Your sensitive data on TruCrypt volumes.. If you're like me, those volumes are not open/mounted except when I'm doing work with the files. So the thief gets nada.
Fair point... but I think there's multiple categories of data - confidential, private, who-cares; I mean, even the family photos could go on to a TrueCrypt volume, but it would be at ridiculous computational cost. Seems to me that a better strategy would be to make it more difficult to break in, no?
And none of that still address my stupidity - for example, accidentally triggering the installation of the Flashback Trojan on my Mac, because I need to have Java installed for certain work applications.
To wit, I've already taken your excellent suggestion on rechecking the ports both inbound and out on the router and I'm putting together a network map to figure out how machines need to and do not need to talk to each other with the view of splitting up the network with VLANs, as recommended by STX and Tim in the discussion above. I'm still not sure whether that addresses my concerns about accidentally bringing a plague of locusts, but we are basically following all of the steps recommended by Krebs here, with the exception of NoScript which makes life nigh impossible on the modern web - try selecting the charts on SNB, for instance
Viruses, spyware, accidental deletion...
I store data on the NAS, not the PCs.
I image the PC disks every week or so, to the NAS.
The one time I got a bad virus/malware I couldn't eliminate, I just roll in the last image or partition backup. I now have these two backups automated on PCs, using Acronis (I've tried most all, and such as it is, Acronis is the best, IMO).
My main PC - has an SSD boot disk (120GB) and a 160GB mechanical disk. Again, I store no data on these, only the OS and programs.
I use Acronis to clone the 120GB to the 160GB quite often. I don't use the 160GB. Worst happens, I just clone the 160 back to the 120. This has saved my rear more than once. Cloning is better than partition imaging, by far, at the cost of a dedicated drive.
I suppose the more relevant question is, does it make sense to invest in a SOHO/SMB-class UTM appliance to replace my consumer router - is that the right tool to prevent myself from accidental stupidity and a potential light attack from the kinds of people who hacked Honan last year? (By which I mean script kiddies with preassembled tools rather than a nation-state with an army, more than the precise nature of the attack.) I suppose I'm aiming more for deterrence rather than anything else.

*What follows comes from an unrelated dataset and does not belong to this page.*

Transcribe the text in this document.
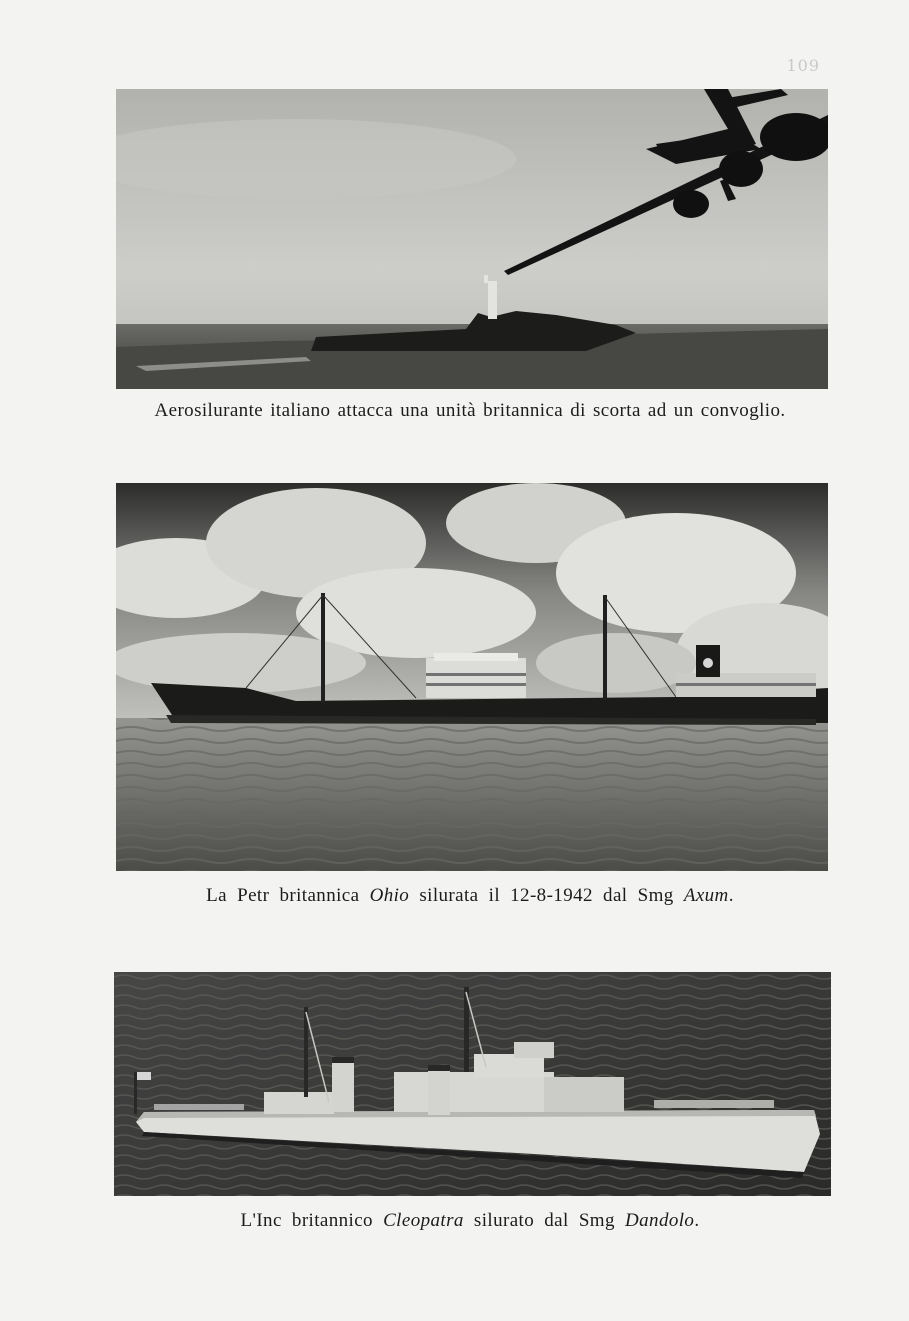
109
Aerosilurante italiano attacca una unità britannica di scorta ad un convoglio.
La Petr britannica Ohio silurata il 12-8-1942 dal Smg Axum.
L'Inc britannico Cleopatra silurato dal Smg Dandolo.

Sophos has a free UTM for home use that is awesome. Astaro UTM Home User version has everything (well almost that corp america has and is fairly straight forward. Untangle also has a product I've used for over a year, but just recently switched to Astaro due to the completeness of the offering. I can't recommend it enough for doing exactly what your talking about! You will need a system with two NICs, but they are cheap. Personally I use an Atom Supermicro server with ESXi installed and Astaro as a VM. Works flawlessly!

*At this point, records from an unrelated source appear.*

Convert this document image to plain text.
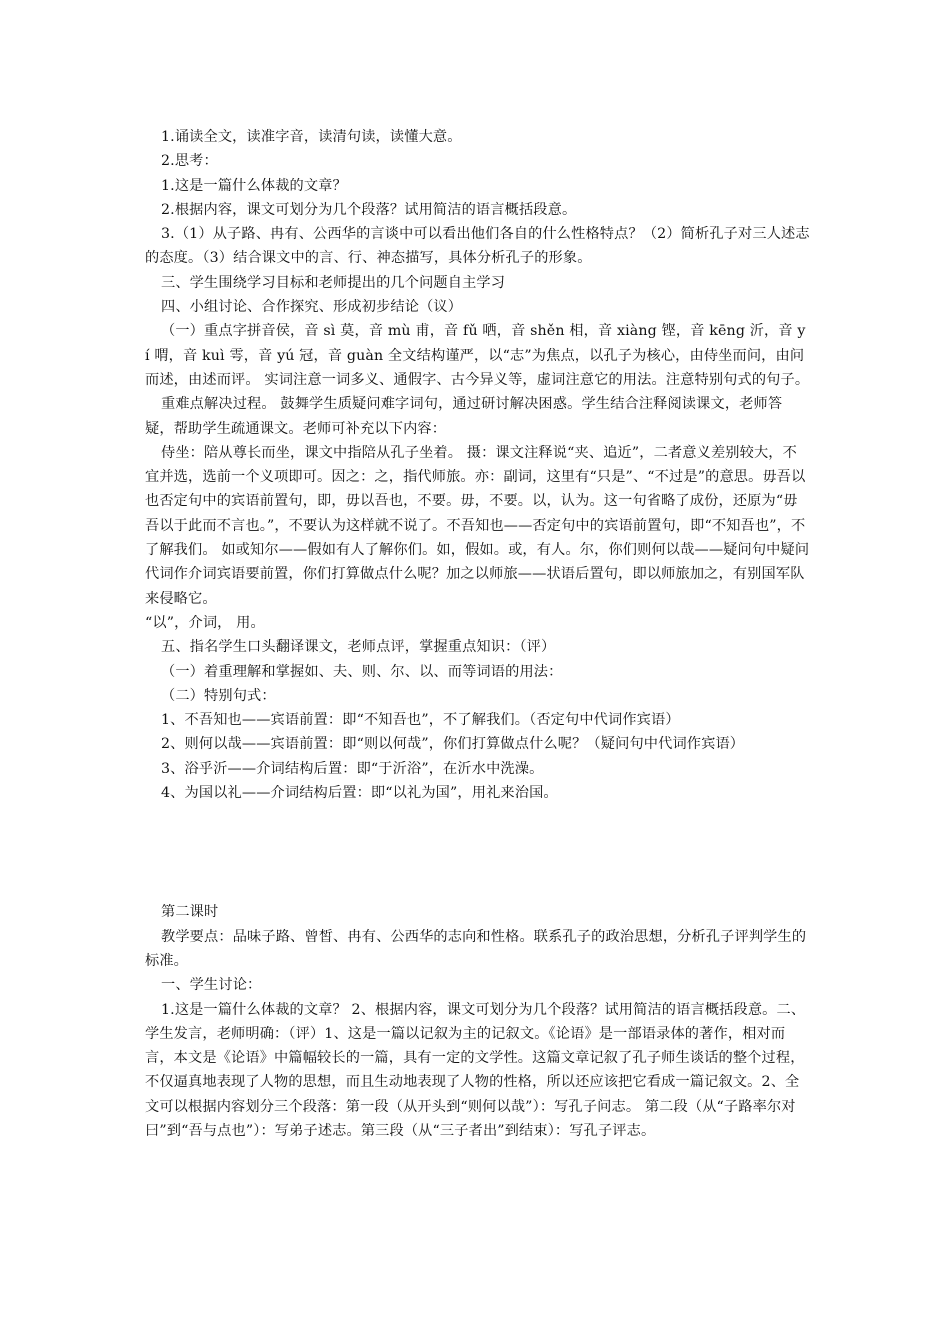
1.诵读全文，读准字音，读清句读，读懂大意。

2.思考：

1.这是一篇什么体裁的文章？

2.根据内容，课文可划分为几个段落？试用简洁的语言概括段意。

3.（1）从子路、冉有、公西华的言谈中可以看出他们各自的什么性格特点？（2）简析孔子对三人述志的态度。（3）结合课文中的言、行、神态描写，具体分析孔子的形象。

三、学生围绕学习目标和老师提出的几个问题自主学习

四、小组讨论、合作探究、形成初步结论（议）

（一）重点字拼音侯，音 sì 莫，音 mù 甫，音 fǔ 哂，音 shěn 相，音 xiàng 铿，音 kēng 沂，音 yí 喟，音 kuì 雩，音 yú 冠，音 guàn 全文结构谨严，以“志”为焦点，以孔子为核心，由侍坐而问，由问而述，由述而评。 实词注意一词多义、通假字、古今异义等，虚词注意它的用法。注意特别句式的句子。

重难点解决过程。 鼓舞学生质疑问难字词句，通过研讨解决困惑。学生结合注释阅读课文，老师答疑，帮助学生疏通课文。老师可补充以下内容：

侍坐：陪从尊长而坐，课文中指陪从孔子坐着。 摄：课文注释说“夹、追近”，二者意义差别较大，不宜并选，选前一个义项即可。因之：之，指代师旅。亦：副词，这里有“只是”、“不过是”的意思。毋吾以也否定句中的宾语前置句，即，毋以吾也，不要。毋，不要。以，认为。这一句省略了成份，还原为“毋吾以于此而不言也。”，不要认为这样就不说了。不吾知也——否定句中的宾语前置句，即“不知吾也”，不了解我们。 如或知尔——假如有人了解你们。如，假如。或，有人。尔，你们则何以哉——疑问句中疑问代词作介词宾语要前置，你们打算做点什么呢？加之以师旅——状语后置句，即以师旅加之，有别国军队来侵略它。

“以”，介词， 用。

五、指名学生口头翻译课文，老师点评，掌握重点知识：（评）

（一）着重理解和掌握如、夫、则、尔、以、而等词语的用法：

（二）特别句式：

1、不吾知也——宾语前置：即“不知吾也”，不了解我们。（否定句中代词作宾语）

2、则何以哉——宾语前置：即“则以何哉”，你们打算做点什么呢？（疑问句中代词作宾语）

3、浴乎沂——介词结构后置：即“于沂浴”，在沂水中洗澡。

4、为国以礼——介词结构后置：即“以礼为国”，用礼来治国。

第二课时

教学要点：品味子路、曾皙、冉有、公西华的志向和性格。联系孔子的政治思想，分析孔子评判学生的标准。

一、学生讨论：

1.这是一篇什么体裁的文章？ 2、根据内容，课文可划分为几个段落？试用简洁的语言概括段意。二、学生发言，老师明确：（评）1、这是一篇以记叙为主的记叙文。《论语》是一部语录体的著作，相对而言，本文是《论语》中篇幅较长的一篇，具有一定的文学性。这篇文章记叙了孔子师生谈话的整个过程，不仅逼真地表现了人物的思想，而且生动地表现了人物的性格，所以还应该把它看成一篇记叙文。2、全文可以根据内容划分三个段落：第一段（从开头到“则何以哉”）：写孔子问志。 第二段（从“子路率尔对曰”到“吾与点也”）：写弟子述志。第三段（从“三子者出”到结束）：写孔子评志。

Wanna dig deeper and get real geeky, check out Security Onion.
Forgive me for resurrecting an old thread, but I'd have to post what would be a pretty much identical thread name.
I'm in the market for a new (wired) router, as it turns out my existing E4200 is vulnerable to (and because of some unusual internet behaviour perhaps WAS breached by) the infamous Linksys TheMoon malware. As a stopgap, I'm moving to DD-WRT but I'd really appreciate any advice now on a replacement router / UTM device.
My requirements are relatively modest - we have about 45-50 networked devices, including full-fledged computers and servers, phones, tablets and networked gadgets (examples would be IP cameras, the Nest thermostat, Fitbit Aria). Our primary internet connection is through Verizon's 75/35 FiOS service but I'd also like to have a second WAN port, as we have a backup network connection for when the FiOS headend goes down as it is wont to in the summer. I'd also like to have the capability to segregate devices using VLANs and ideally retire the RasPi that's been acting as a VPN endpoint for when I'm on the road. I've been looking at the following devices, as a consequence, with some of my thoughts:
-Linksys RV042G (unsure about performance, brand name ownership worries)
-Mikrotik Routerboard RB2011UiAS-IN (unbelievable price/performance ratio, impossible to buy in the US)
-Ubiquiti EdgeRouter PoE (difficult to setup, hard to buy in the US)
-Zyxel Zywall USG20 (dislike paying for an ongoing subscription)
I'm leaning towards the Mikrotik if I can ever find it for sale, but I'd like to wrap up and buy something in the next couple of days. Any advice appreciated.